Acceptable values for EventCountThreshold are 10,000,000 to 20,000,000 for a typical environment. EventDisablePercentage can be a percentage decimal value between 0.1 to 0.9.

Manually Redistribute System Load

Hardware and Virtual Deployments Only

You can opt to manually configure the system load redistribution by creating a manual config section in custom_exabeam_config.conf.

To configure manual redistribution:

  1. Run the following query to get the current distribution in your database:

    mongo metadata_db --eval

    'db.event_category_partitioning_collection.findOne()'

  2. Taking the returned object, create a manual config section in /opt/exabeam/config/custom/custom_exabeam_config.conf.

  3. Edit the configuration to include all the hosts and event categories you want.

  4. Choose which categories should be shared by certain hosts by using true or false parameter values after “Shared =”.

    For example, the below section shows that host 2 and 3 both share the web event category. All other categories, which are marked as Shared = “false”, are owned solely by one host.

Partitioner {
    Partitions {
        exabeam-analytics-slave-host3 = [
            {
                EventCategory = "database",
                Shared = "false"
            },
            {
                EventCategory = "other",
                Shared = "false"
            },
            {
                EventCategory = "web",
                Shared = "true"
            },
            {
                EventCategory = "authentication",
                Shared = "false"
            },
            {
                EventCategory = "file",
                Shared = "false"
            }]
        exabeam-analytics-slave-host2 = [
            {
                EventCategory = "network",
                Shared = "false"
            },
            {
                EventCategory = "app-events",
                Shared = "false"
            },
            {
                EventCategory = "endpoint",
                Shared = "false"
            },
            {
                EventCategory = "alerts",
                Shared = "false"
            },
            {
                EventCategory = "web",
                Shared = "true"
            }
        ]
    }
}

Automatically Redistribute System Load

Exabeam can automatically identify overloaded worker nodes, and then take corrective action by evenly redistributing the load across the cluster.

This redistribution is done by measuring and comparing job completion time.

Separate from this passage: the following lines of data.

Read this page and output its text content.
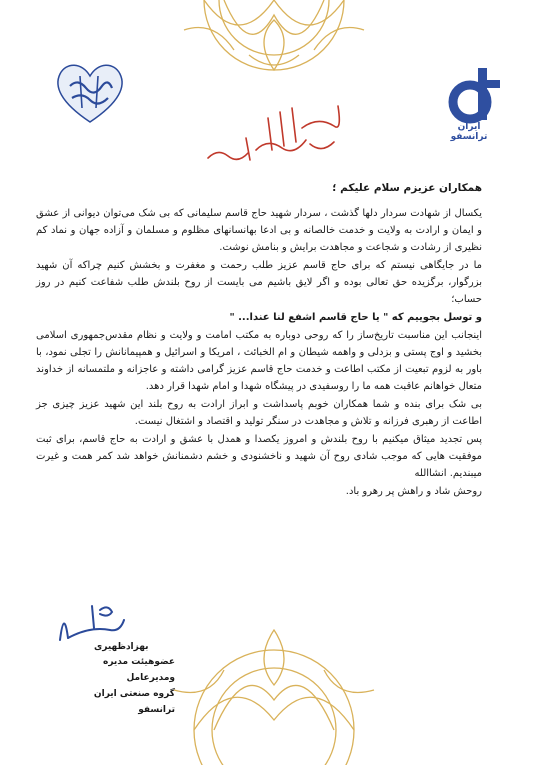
ایران ترانسفو

همکاران عزیزم سلام علیکم ؛

یکسال از شهادت سردار دلها گذشت ، سردار شهید حاج قاسم سلیمانی که بی شک می‌توان دیوانی از عشق و ایمان و ارادت به ولایت و خدمت خالصانه و بی ادعا بهانسانهای مظلوم و مسلمان و آزاده جهان و نماد کم نظیری از رشادت و شجاعت و مجاهدت برایش و بنامش نوشت.

ما در جایگاهی نیستم که برای حاج قاسم عزیز طلب رحمت و مغفرت و بخشش کنیم چراکه آن شهید بزرگوار، برگزیده حق تعالی بوده و اگر لایق باشیم می بایست از روح بلندش طلب شفاعت کنیم در روز حساب؛

و توسل بجوییم که " یا حاج قاسم اشفع لنا عندا... "

اینجانب این مناسبت تاریخ‌ساز را که روحی دوباره به مکتب امامت و ولایت و نظام مقدس‌جمهوری اسلامی بخشید و اوج پستی و بزدلی و واهمه شیطان و ام الخبائث ، امریکا و اسرائیل و همپیمانانش را تجلی نمود، با باور به لزوم تبعیت از مکتب اطاعت و خدمت حاج قاسم عزیز گرامی داشته و عاجزانه و ملتمسانه از خداوند متعال خواهانم عاقبت همه ما را روسفیدی در پیشگاه شهدا و امام شهدا قرار دهد.

بی شک برای بنده و شما همکاران خوبم پاسداشت و ابراز ارادت به روح بلند این شهید عزیز چیزی جز اطاعت از رهبری فرزانه و تلاش و مجاهدت در سنگر تولید و اقتصاد و اشتغال نیست.

پس تجدید میثاق میکنیم با روح بلندش و امروز یکصدا و همدل با عشق و ارادت به حاج قاسم، برای ثبت موفقیت هایی که موجب شادی روح آن شهید و ناخشنودی و خشم دشمنانش خواهد شد کمر همت و غیرت میبندیم. انشاالله

روحش شاد و راهش پر رهرو باد.

بهزادظهیری
عضوهیئت مدیره ومدیرعامل
گروه صنعتی ایران ترانسفو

If one node finishes slower by 50% or more compared to the rest of the nodes, then a redistribution of load is needed. The load is then scheduled to be rebalanced by event categories.

You can enable automatic system load redistribution on the System Optimization tab of the System Health page. This option is enabled by default. Doing so allows the system to check the load distribution once a day.

Note

It is not recommended that you disable the system rebalancing option as it will result in uneven load distribution and adverse performance impacts to the system. However, if you choose to do so, you can configure manual redistribution to avoid such impacts.

You must restart the Exabeam Analytics Engine for any changes to System Rebalancing to take effect.

The System Load Redistribution tab shows an indicator when a redistribution of load is needed, is taking place, or has completed. The rebalancing process can take up to two hours. During this time you may experience slower processing and some data may not be available. However, the system resumes normal operations once redistribution is complete.

Automatic Shutdown

If the disk usage on an appliance reaches 98%, then the Analytics Engine and log fetching will shut down automatically. Only when log space has been cleared and usage is below 98% will it be possible to restart.

Users can restart either from the CLI or the Settings page.